Forensic Anthropology and Odontology

Part I
Click here for a diagram of the human skeleton. For this portion of the assignment, you must fill in the correct anatomical names for each of the major bones in the body. Briefly describe each identified bone on a document of 1–2 pages.
Part II
A forensic laboratory is responsible for examining any unidentified skeletal remains provided from a crime scene and trying to recreate a person’s identity by using those skeletal remains. The skull is one of the significant structures used to identify victims of a crime that has left them unable to be recognized or unidentifiable. It is essential to know that teeth are embedded in the head and that muscles are attached to the head.
A forensic team was sent to a warehouse where a fire occurred.

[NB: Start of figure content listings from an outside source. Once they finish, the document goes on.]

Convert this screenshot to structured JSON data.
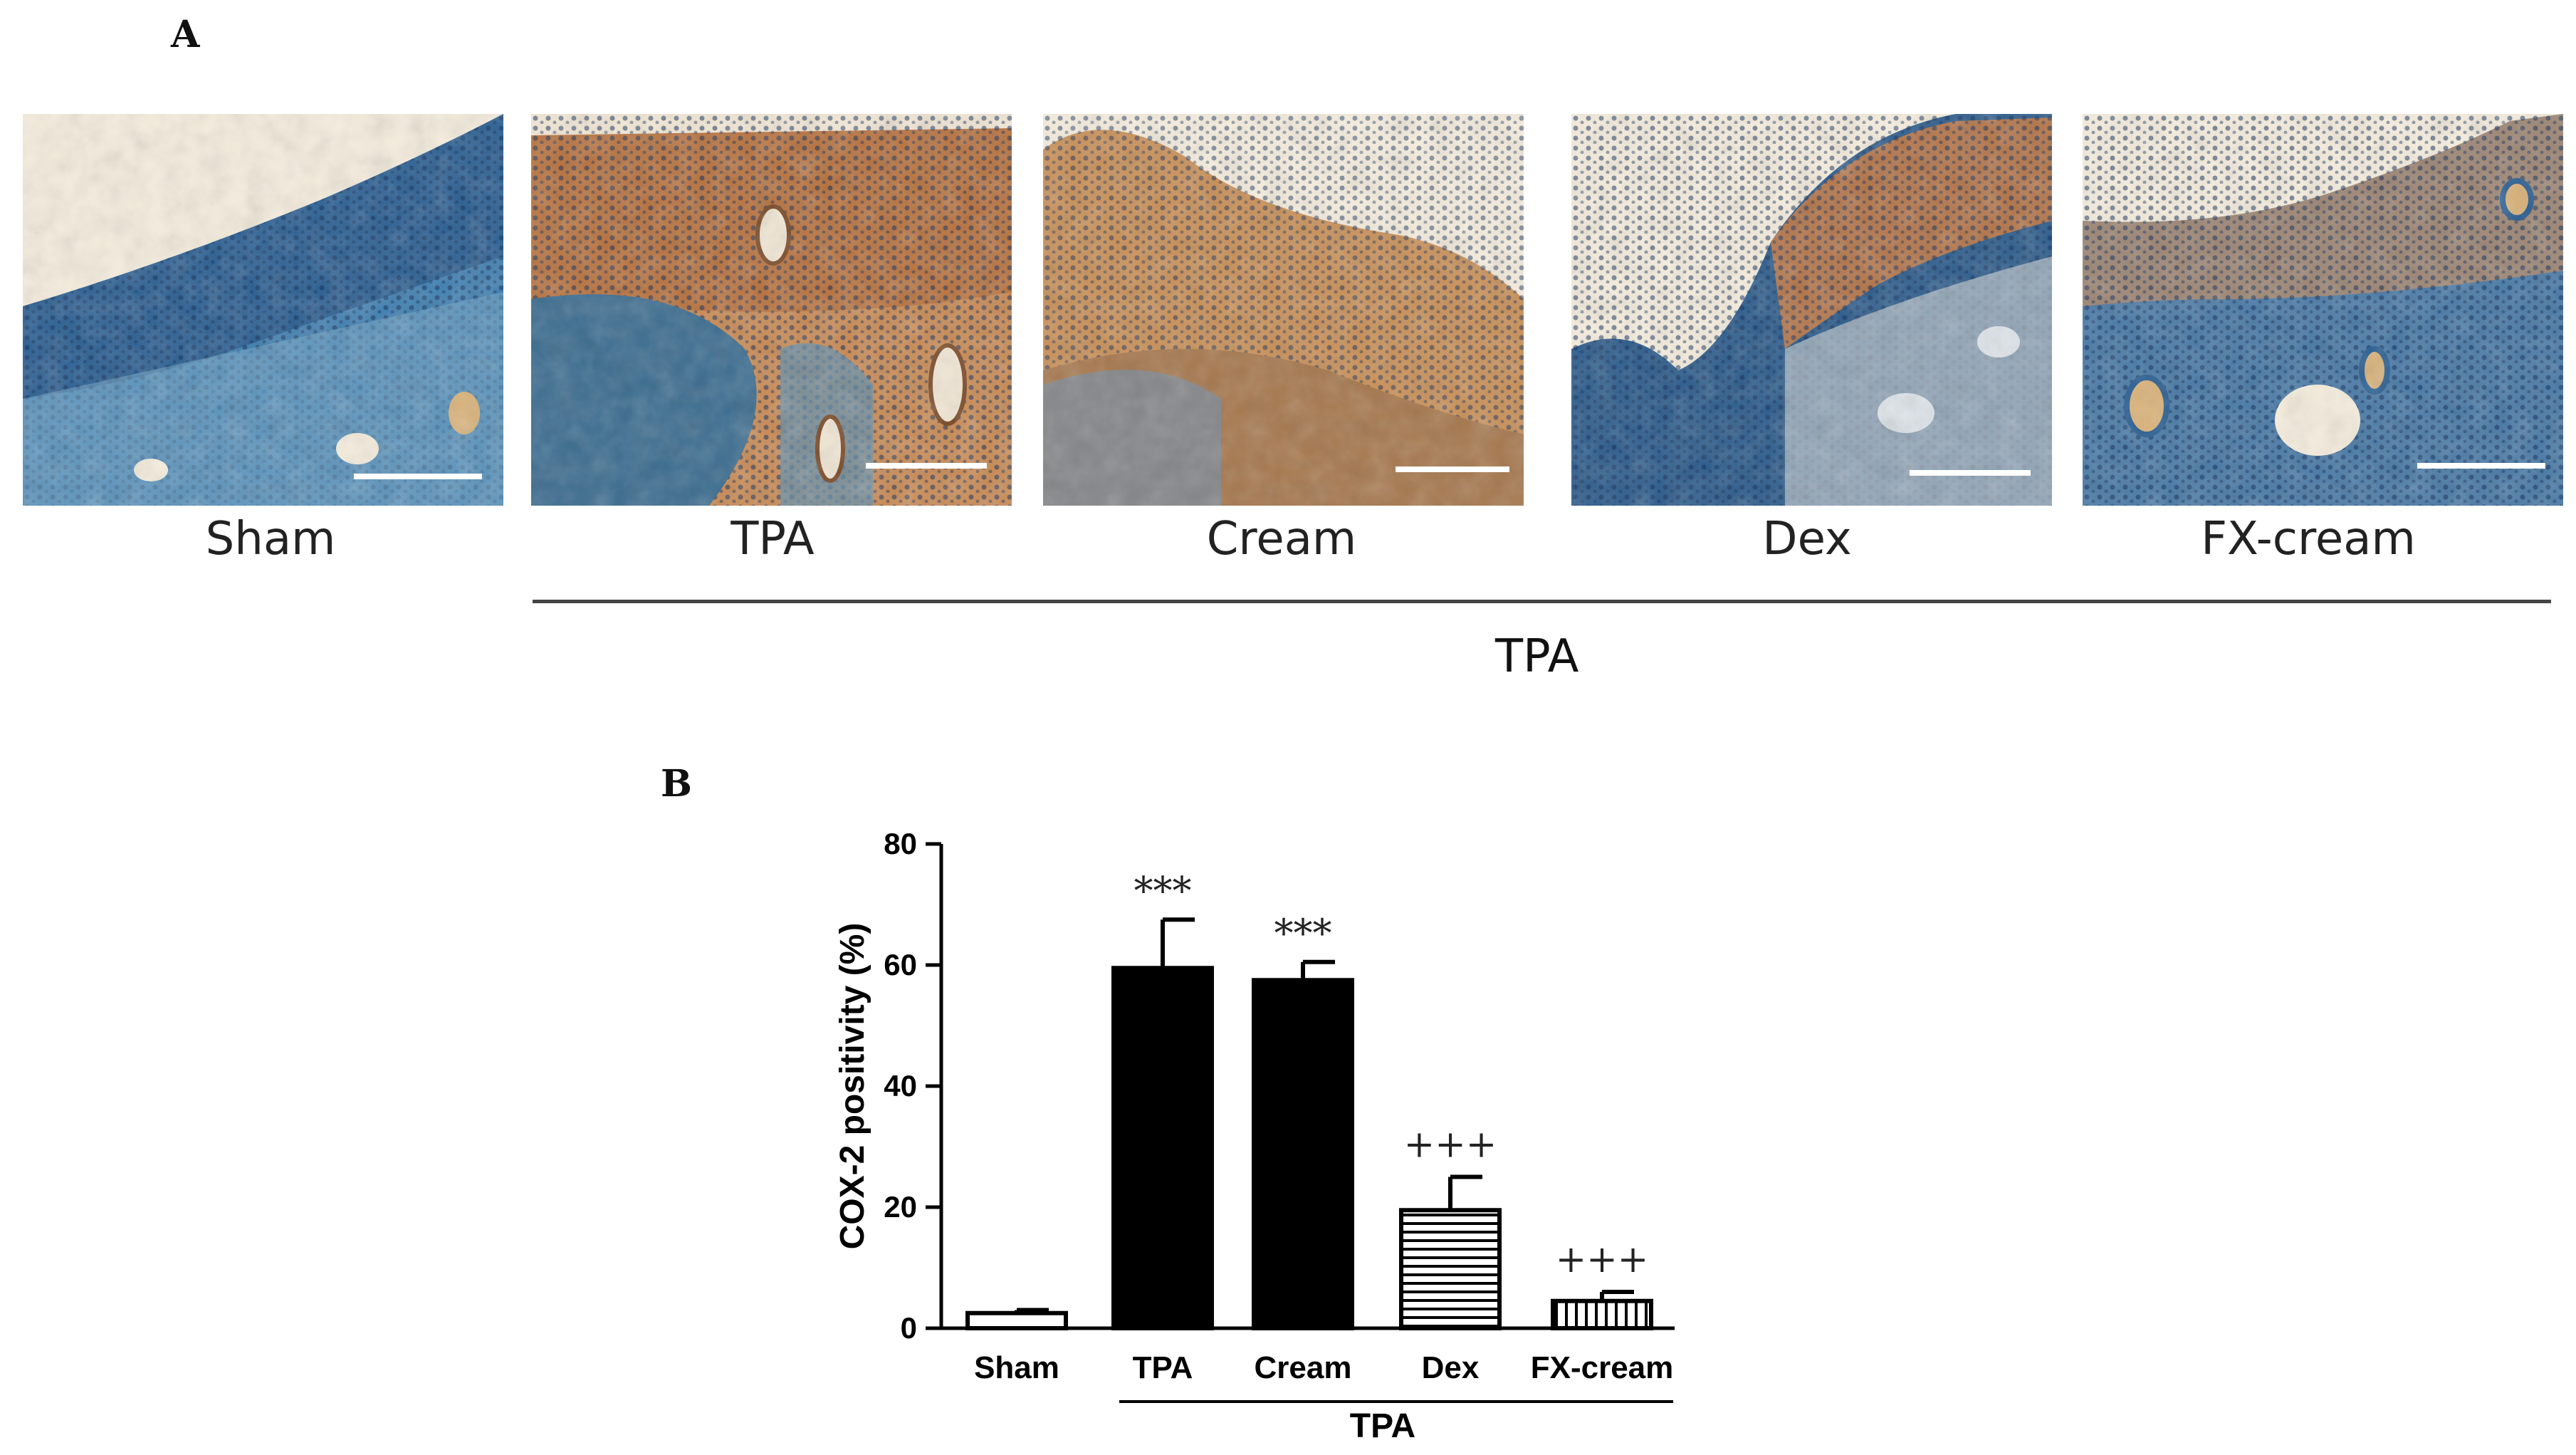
{
  "panel_a": {
    "letter": "A",
    "images": [
      {
        "label": "Sham",
        "staining": "blue",
        "has_scale_bar": true
      },
      {
        "label": "TPA",
        "staining": "brown",
        "has_scale_bar": true
      },
      {
        "label": "Cream",
        "staining": "brown",
        "has_scale_bar": true
      },
      {
        "label": "Dex",
        "staining": "mixed",
        "has_scale_bar": true
      },
      {
        "label": "FX-cream",
        "staining": "blue",
        "has_scale_bar": true
      }
    ],
    "group_label": "TPA"
  },
  "panel_b": {
    "letter": "B"
  },
  "chart_data": {
    "type": "bar",
    "categories": [
      "Sham",
      "TPA",
      "Cream",
      "Dex",
      "FX-cream"
    ],
    "values": [
      2.5,
      59.5,
      57.5,
      19.5,
      4.5
    ],
    "errors": [
      0.5,
      8.0,
      3.0,
      5.5,
      1.5
    ],
    "fills": [
      "white",
      "black",
      "black",
      "horizontal-lines",
      "vertical-lines"
    ],
    "annotations": [
      "",
      "***",
      "***",
      "+++",
      "+++"
    ],
    "ylabel": "COX-2 positivity (%)",
    "xlabel": "",
    "ylim": [
      0,
      80
    ],
    "yticks": [
      0,
      20,
      40,
      60,
      80
    ],
    "group_label": "TPA",
    "grid": false,
    "colors": {
      "bar": "#000000",
      "axis": "#000000"
    }
  }
}
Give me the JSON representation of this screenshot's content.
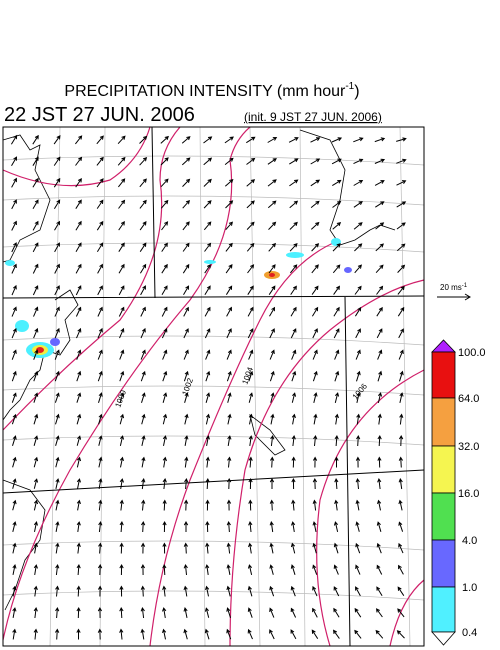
{
  "header": {
    "title": "PRECIPITATION INTENSITY (mm hour",
    "title_sup": "-1",
    "title_end": ")",
    "valid_time": "22 JST 27 JUN. 2006",
    "init_time": "(init. 9 JST 27 JUN. 2006)"
  },
  "vector_scale": {
    "label": "20 ms",
    "sup": "-1"
  },
  "contour_labels": [
    "1000",
    "1002",
    "1004",
    "1006"
  ],
  "colorbar": {
    "labels": [
      "100.0",
      "64.0",
      "32.0",
      "16.0",
      "4.0",
      "1.0",
      "0.4"
    ]
  }
}
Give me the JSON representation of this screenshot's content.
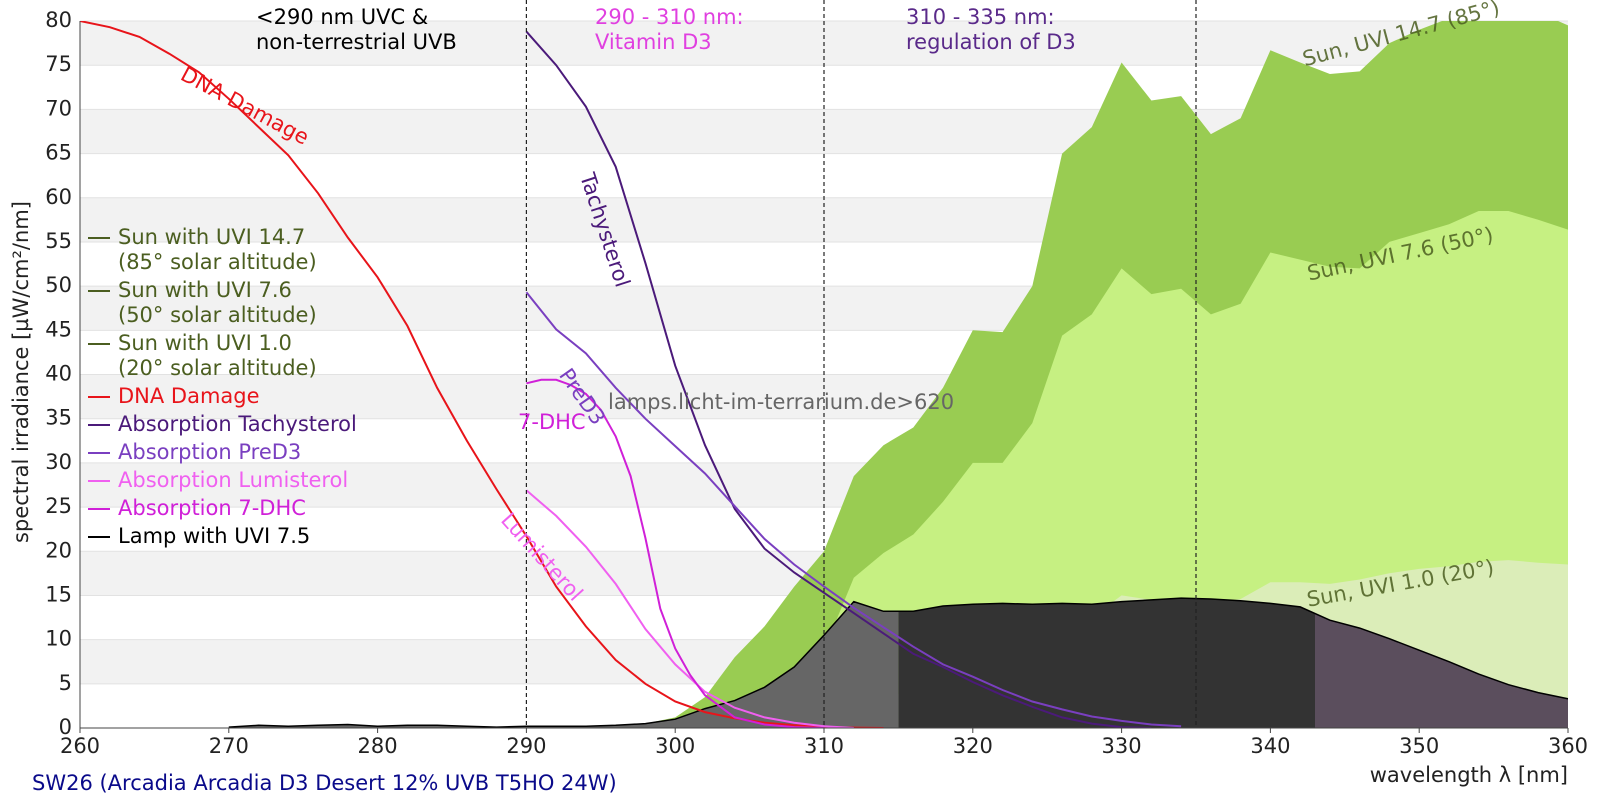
{
  "chart_data": {
    "type": "line",
    "title": "SW26 (Arcadia Arcadia D3 Desert 12% UVB T5HO 24W)",
    "x_label": "wavelength λ [nm]",
    "y_label": "spectral irradiance [µW/cm²/nm]",
    "xlim": [
      260,
      360
    ],
    "ylim": [
      0,
      80
    ],
    "xticks": [
      260,
      270,
      280,
      290,
      300,
      310,
      320,
      330,
      340,
      350,
      360
    ],
    "yticks": [
      0,
      5,
      10,
      15,
      20,
      25,
      30,
      35,
      40,
      45,
      50,
      55,
      60,
      65,
      70,
      75,
      80
    ],
    "grid": "bands",
    "legend": "left",
    "vlines": [
      290,
      310,
      335
    ],
    "series": [
      {
        "name": "Sun with UVI 14.7\n(85° solar altitude)",
        "type": "area",
        "color": "#99cc52",
        "legend_color": "#4b5e20",
        "x": [
          296,
          298,
          300,
          302,
          304,
          306,
          308,
          310,
          312,
          314,
          316,
          318,
          320,
          322,
          324,
          326,
          328,
          330,
          332,
          334,
          336,
          338,
          340,
          342,
          344,
          346,
          348,
          350,
          352,
          354,
          356,
          358,
          360
        ],
        "values": [
          0.1,
          0.5,
          1.2,
          3.5,
          8,
          11.5,
          16,
          20,
          28.5,
          32,
          34,
          38.5,
          45,
          44.8,
          50,
          65,
          68,
          75.3,
          71,
          71.5,
          67.2,
          69,
          76.7,
          75.3,
          74,
          74.3,
          77.5,
          79,
          80.3,
          81.5,
          81.8,
          81,
          79.5
        ]
      },
      {
        "name": "Sun with UVI 7.6\n(50° solar altitude)",
        "type": "area",
        "color": "#c6f082",
        "legend_color": "#4b5e20",
        "x": [
          296,
          298,
          300,
          302,
          304,
          306,
          308,
          310,
          312,
          314,
          316,
          318,
          320,
          322,
          324,
          326,
          328,
          330,
          332,
          334,
          336,
          338,
          340,
          342,
          344,
          346,
          348,
          350,
          352,
          354,
          356,
          358,
          360
        ],
        "values": [
          0,
          0.1,
          0.4,
          0.5,
          1.6,
          3.5,
          6,
          8.8,
          17,
          19.8,
          21.9,
          25.6,
          30,
          30,
          34.5,
          44.4,
          46.8,
          52,
          49.1,
          49.7,
          46.8,
          48,
          53.8,
          53,
          52.2,
          52,
          55,
          56,
          57,
          58.5,
          58.5,
          57.5,
          56.4
        ]
      },
      {
        "name": "Sun with UVI 1.0\n(20° solar altitude)",
        "type": "area",
        "color": "#dbedb8",
        "legend_color": "#4b5e20",
        "x": [
          296,
          298,
          300,
          302,
          304,
          306,
          308,
          310,
          312,
          314,
          316,
          318,
          320,
          322,
          324,
          326,
          328,
          330,
          332,
          334,
          336,
          338,
          340,
          342,
          344,
          346,
          348,
          350,
          352,
          354,
          356,
          358,
          360
        ],
        "values": [
          0,
          0,
          0,
          0.1,
          0.2,
          0.4,
          0.7,
          1.2,
          2.5,
          3.5,
          4.2,
          5.2,
          6.5,
          7,
          8.5,
          11.5,
          12.5,
          15,
          14.5,
          14.7,
          14.2,
          14.6,
          16.5,
          16.5,
          16.3,
          16.8,
          17.5,
          18,
          18.3,
          18.8,
          19,
          18.7,
          18.5
        ]
      },
      {
        "name": "Lamp with UVI 7.5",
        "type": "banded-area",
        "color": "#000000",
        "legend_color": "#000000",
        "fill_bands": [
          {
            "from": 260,
            "to": 315,
            "color": "#666666"
          },
          {
            "from": 315,
            "to": 343,
            "color": "#333333"
          },
          {
            "from": 343,
            "to": 360,
            "color": "#5b4e5d"
          }
        ],
        "x": [
          270,
          272,
          274,
          276,
          278,
          280,
          282,
          284,
          286,
          288,
          290,
          292,
          294,
          296,
          298,
          300,
          302,
          304,
          306,
          308,
          310,
          312,
          314,
          316,
          318,
          320,
          322,
          324,
          326,
          328,
          330,
          332,
          334,
          336,
          338,
          340,
          342,
          344,
          346,
          348,
          350,
          352,
          354,
          356,
          358,
          360
        ],
        "values": [
          0.1,
          0.3,
          0.2,
          0.3,
          0.4,
          0.2,
          0.3,
          0.3,
          0.2,
          0.1,
          0.2,
          0.2,
          0.2,
          0.3,
          0.5,
          1,
          2.2,
          3.1,
          4.6,
          6.9,
          10.5,
          14.3,
          13.2,
          13.2,
          13.8,
          14,
          14.1,
          14,
          14.1,
          14,
          14.3,
          14.5,
          14.7,
          14.6,
          14.4,
          14.1,
          13.7,
          12.2,
          11.3,
          10.1,
          8.8,
          7.5,
          6.1,
          4.9,
          4,
          3.3
        ]
      },
      {
        "name": "DNA Damage",
        "type": "line",
        "color": "#e8141a",
        "legend_color": "#e8141a",
        "x": [
          260,
          262,
          264,
          266,
          268,
          270,
          272,
          274,
          276,
          278,
          280,
          282,
          284,
          286,
          288,
          290,
          292,
          294,
          296,
          298,
          300,
          302,
          304,
          306,
          308,
          310,
          312,
          314
        ],
        "values": [
          80,
          79.3,
          78.2,
          76.3,
          74.2,
          71.2,
          68,
          64.8,
          60.5,
          55.5,
          51,
          45.5,
          38.5,
          32.5,
          27,
          21.7,
          16,
          11.5,
          7.7,
          5,
          3,
          1.8,
          1.1,
          0.6,
          0.3,
          0.1,
          0.05,
          0
        ]
      },
      {
        "name": "Absorption Tachysterol",
        "type": "line",
        "color": "#4b1a7a",
        "legend_color": "#4b1a7a",
        "x": [
          290,
          292,
          294,
          296,
          298,
          300,
          302,
          304,
          306,
          308,
          310,
          312,
          314,
          316,
          318,
          320,
          322,
          324,
          326,
          328,
          330,
          332
        ],
        "values": [
          78.8,
          75,
          70.3,
          63.5,
          52.6,
          41,
          32,
          24.8,
          20.3,
          17.6,
          15.3,
          13,
          10.7,
          8.4,
          6.9,
          5.2,
          3.7,
          2.4,
          1.2,
          0.5,
          0.1,
          0
        ]
      },
      {
        "name": "Absorption PreD3",
        "type": "line",
        "color": "#7a3fc0",
        "legend_color": "#7a3fc0",
        "x": [
          290,
          292,
          294,
          296,
          298,
          300,
          302,
          304,
          306,
          308,
          310,
          312,
          314,
          316,
          318,
          320,
          322,
          324,
          326,
          328,
          330,
          332,
          334
        ],
        "values": [
          49.3,
          45.1,
          42.4,
          38.5,
          35,
          31.9,
          28.8,
          25.1,
          21.4,
          18.5,
          16,
          13.6,
          11.4,
          9.2,
          7.2,
          5.8,
          4.3,
          3,
          2.1,
          1.3,
          0.8,
          0.4,
          0.2
        ]
      },
      {
        "name": "Absorption Lumisterol",
        "type": "line",
        "color": "#f060f0",
        "legend_color": "#f060f0",
        "x": [
          290,
          292,
          294,
          296,
          298,
          300,
          302,
          304,
          306,
          308,
          310,
          312
        ],
        "values": [
          26.9,
          24,
          20.5,
          16.3,
          11.2,
          7.2,
          4.1,
          2.3,
          1.2,
          0.6,
          0.2,
          0
        ]
      },
      {
        "name": "Absorption 7-DHC",
        "type": "line",
        "color": "#d020d8",
        "legend_color": "#d020d8",
        "x": [
          290,
          291,
          292,
          293,
          294,
          295,
          296,
          297,
          298,
          299,
          300,
          301,
          302,
          304,
          306,
          308,
          310
        ],
        "values": [
          39,
          39.4,
          39.4,
          38.8,
          37.8,
          36,
          33,
          28.5,
          21.5,
          13.5,
          9,
          6,
          3.7,
          1.2,
          0.4,
          0.1,
          0
        ]
      }
    ],
    "legend_order": [
      0,
      1,
      2,
      4,
      5,
      6,
      7,
      8,
      3
    ],
    "annotations": [
      {
        "text": "<290 nm UVC &\nnon-terrestrial UVB",
        "color": "#000000"
      },
      {
        "text": "290 - 310 nm:\nVitamin D3",
        "color": "#e040e0"
      },
      {
        "text": "310 - 335 nm:\nregulation of D3",
        "color": "#5a2a8a"
      },
      {
        "text": "DNA Damage",
        "color": "#e8141a"
      },
      {
        "text": "Tachysterol",
        "color": "#4b1a7a"
      },
      {
        "text": "PreD3",
        "color": "#7a3fc0"
      },
      {
        "text": "7-DHC",
        "color": "#d020d8"
      },
      {
        "text": "Lumisterol",
        "color": "#f060f0"
      },
      {
        "text": "Sun, UVI 14.7 (85°)",
        "color": "#4b5e20"
      },
      {
        "text": "Sun, UVI 7.6 (50°)",
        "color": "#4b5e20"
      },
      {
        "text": "Sun, UVI 1.0 (20°)",
        "color": "#4b5e20"
      },
      {
        "text": "lamps.licht-im-terrarium.de>620",
        "color": "#666666"
      }
    ]
  }
}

Initially, the firemen said that the building was empty, but on the final walk-through of the building, they discovered what appeared to be burned human remains. The forensic team gathered all of the burned victim’s bones, tissue, and other pieces of clothing and took them to the laboratory for investigation.
Assignment Guidelines
• Complete Part I of the assignment.
• Address Part II in 3–4 pages:
Explain in detail how the following will be used in facial reconstruction:
 Odontology
 What is odontology?
 How is this process used in facial reconstruction?
 Bone formation
 What are the three primary cells that make up bone, and what is their function?
 What information can be obtained from the skeleton about growth?
 How many bones are in the skull (face/head), and how are they important?
 Muscles
 What are the major facial powers, and what do they control?
 What can be learned about the person’s identification based on the forces?